Mr. McClain complained to his son's principal, who reported on Monday that the bus driver would be switched to another route. Mr. McClain thought about that and found it unsatisfactory: "What if he does this to another child?"
I contacted Baltimore County Public Schools. Charles Herndon, from the communications office, got back to me with the "unofficial version" of events, pending an official report. The additional details "may help put this incident in perspective," Mr. Herndon said, and he offered the following:
"The bus driver says he exchanged words with the child, telling the child that if the child wanted to get off the bus, he could do so. The child stated he wanted to get off the bus. The child got off the bus, along with a group of other children, at an approved bus stop. The bus stop was about a football field's length from the child's normal stop."

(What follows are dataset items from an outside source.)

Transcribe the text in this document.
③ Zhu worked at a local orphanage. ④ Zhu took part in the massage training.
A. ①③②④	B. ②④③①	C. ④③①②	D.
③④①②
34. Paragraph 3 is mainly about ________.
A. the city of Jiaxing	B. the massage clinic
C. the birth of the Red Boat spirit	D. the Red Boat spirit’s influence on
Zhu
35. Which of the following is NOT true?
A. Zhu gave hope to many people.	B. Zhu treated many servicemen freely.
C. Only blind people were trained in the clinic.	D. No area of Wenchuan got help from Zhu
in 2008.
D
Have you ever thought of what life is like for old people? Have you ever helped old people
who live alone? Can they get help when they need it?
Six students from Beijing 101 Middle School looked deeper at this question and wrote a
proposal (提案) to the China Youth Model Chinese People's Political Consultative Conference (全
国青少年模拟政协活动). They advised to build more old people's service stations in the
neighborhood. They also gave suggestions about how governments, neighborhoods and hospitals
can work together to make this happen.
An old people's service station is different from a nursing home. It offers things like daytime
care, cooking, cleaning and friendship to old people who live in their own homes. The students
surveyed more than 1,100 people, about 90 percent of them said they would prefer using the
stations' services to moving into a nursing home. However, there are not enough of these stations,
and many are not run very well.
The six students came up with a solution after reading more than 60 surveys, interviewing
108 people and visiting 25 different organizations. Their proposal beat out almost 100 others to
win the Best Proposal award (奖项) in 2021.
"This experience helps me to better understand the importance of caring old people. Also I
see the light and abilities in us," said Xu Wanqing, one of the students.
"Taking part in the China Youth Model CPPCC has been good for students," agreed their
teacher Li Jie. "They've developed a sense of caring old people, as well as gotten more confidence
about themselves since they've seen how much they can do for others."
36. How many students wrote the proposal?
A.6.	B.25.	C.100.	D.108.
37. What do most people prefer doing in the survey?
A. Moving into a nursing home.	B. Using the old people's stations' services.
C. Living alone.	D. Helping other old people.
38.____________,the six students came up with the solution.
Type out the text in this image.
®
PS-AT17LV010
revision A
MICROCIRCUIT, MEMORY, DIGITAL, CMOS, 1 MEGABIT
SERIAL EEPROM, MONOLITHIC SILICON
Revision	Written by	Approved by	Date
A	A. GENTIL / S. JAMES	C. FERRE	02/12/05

Maurice McClain disputes all of that: "Myles stood up, out of his seat, twice. The second time the driver told him he would put him off the bus if he had to talk to him again. My son said, 'OK,' — I believe in a smart, talk-back way — and the bus driver then said, 'You know what, get off the bus now.' My son basically did not have an option. … The kids that got off that bus went directly into their house. My son was abandoned to walk alone, a half-mile to his house."
Mr. Herndon said bus drivers are required to notify the school or superiors if an elementary-age child is let off at a stop other than his usual. "That does not appear to have been done in this case," he said.
So maybe the bus driver gets a reprimand.
But Mr. McClain is now even less satisfied with the response to his complaint. "Hearing the spin actually upsets me," he says. "I understand why they spin, but making it out like my son requested to get off the bus, hung out with a group of kids and walked a few steps home …
"While I don't believe my son did anything other than possibly disobeying an order to be quiet and sit down, I admit that some kids today cause great strain to bus drivers," Mr. McClain says. "However, we pay them to be adults."
Yes, and adults don't leave 10-year-olds on the street to make a point. Such acts of tough love might have been acceptable to parents way back in the good old days, when kids took the bus because they lived too far from school, not because they needed to be protected from predators. But in this age of hyper-information and fear, we should know better.